A Miracle Drug

diet

What if there was a drug that could help you lose weight, lower blood pressure, help your heart, keep your bones strong, lower the odds of a stroke and help to prevent cancer?

And what if I told you that this drug is inexpensive, easy to swallow and has no side-effects. Would you take it? Of course, you would. So would I.

What I’ve just described is not a miracle drug but the benefits of fruit and vegetables—you know the stuff that mom was always trying to get us to eat. Despite efforts by the federal government, the food industry, public health and nutrition advocates, consumption of fruit and vegetables has actually declined in the last 10 years, according to the Economic Research Service, part of the US. Department of Agriculture.

How much has it declined? Well, Americans have gone from eating nearly 300 pounds of fruit and vegetables per year to consuming just 272 pounds annually.

US-fruit-and-veg-consumption

So what’s going on here?

Part of this change reflects the fact that potato consumption has dropped. A lot. So while fewer greasy fries are being eaten, Americans haven’t replaced them with other fruit and vegetables. That means that we’re missing out on foods that are naturally low in calories, taste great and come loaded with a host of healthful vitamins, minerals and other nutrients too numerous to name.

Why don’t we take reach for more fruit and vegetables? Lots of things factor into the foods we eat. Taste. Money. Time. Cooking skills as well as access to food—not to mention food fads and much, much more.

One thing that I’ve also found is that most people don’t know that canned, dried and frozen produce have the same nutritional attributes as fresh produce—provided, of course, that you sidestep products loaded with a lot of added sugar or salt.

Another is that what counts as a portion of fruit and vegetables is often a lot less than you might think. So the bottom line is that it may be easier to meet the recommended daily intake of these important foods.

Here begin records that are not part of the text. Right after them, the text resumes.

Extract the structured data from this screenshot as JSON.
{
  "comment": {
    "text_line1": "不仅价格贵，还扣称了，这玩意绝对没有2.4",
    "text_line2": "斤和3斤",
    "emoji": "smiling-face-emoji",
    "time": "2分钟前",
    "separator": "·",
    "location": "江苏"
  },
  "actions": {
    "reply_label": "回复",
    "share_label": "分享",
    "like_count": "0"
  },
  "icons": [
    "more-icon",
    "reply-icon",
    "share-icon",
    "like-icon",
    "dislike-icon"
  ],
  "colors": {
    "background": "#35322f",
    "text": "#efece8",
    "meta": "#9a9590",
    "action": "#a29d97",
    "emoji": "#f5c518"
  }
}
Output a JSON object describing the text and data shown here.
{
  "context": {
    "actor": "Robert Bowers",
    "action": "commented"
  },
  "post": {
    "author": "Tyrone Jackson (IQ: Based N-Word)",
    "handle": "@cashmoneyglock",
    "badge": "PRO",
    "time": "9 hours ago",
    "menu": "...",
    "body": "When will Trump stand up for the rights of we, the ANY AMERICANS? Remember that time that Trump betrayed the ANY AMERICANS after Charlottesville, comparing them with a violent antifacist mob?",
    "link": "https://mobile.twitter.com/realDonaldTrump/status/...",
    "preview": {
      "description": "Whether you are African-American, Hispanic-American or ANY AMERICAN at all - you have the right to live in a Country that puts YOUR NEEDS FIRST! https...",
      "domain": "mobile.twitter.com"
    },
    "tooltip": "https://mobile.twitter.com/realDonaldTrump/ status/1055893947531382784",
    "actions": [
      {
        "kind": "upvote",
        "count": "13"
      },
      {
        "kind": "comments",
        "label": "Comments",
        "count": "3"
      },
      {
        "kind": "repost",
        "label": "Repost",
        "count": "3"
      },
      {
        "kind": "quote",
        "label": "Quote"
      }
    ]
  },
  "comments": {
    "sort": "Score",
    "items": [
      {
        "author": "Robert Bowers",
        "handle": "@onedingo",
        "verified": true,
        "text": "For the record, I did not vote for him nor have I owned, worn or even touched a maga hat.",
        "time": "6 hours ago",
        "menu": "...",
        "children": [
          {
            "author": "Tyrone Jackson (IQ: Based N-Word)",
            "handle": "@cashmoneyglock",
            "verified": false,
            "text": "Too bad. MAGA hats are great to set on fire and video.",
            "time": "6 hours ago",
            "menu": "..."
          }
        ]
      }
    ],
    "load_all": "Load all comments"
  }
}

Eating more fruit and vegetables is a no-brainer, the kind of common-sense advice that mothers have dished out for generations. Now, 21st-century scientists are beginning to understand why these foods provide so many benefits. Perhaps that will help convince more of us to take advantage of fruit and vegetables so that we don’t have to search for as many of those new, miracle –and often costly–drugs to help fight obesity and the many diseases that accompany it.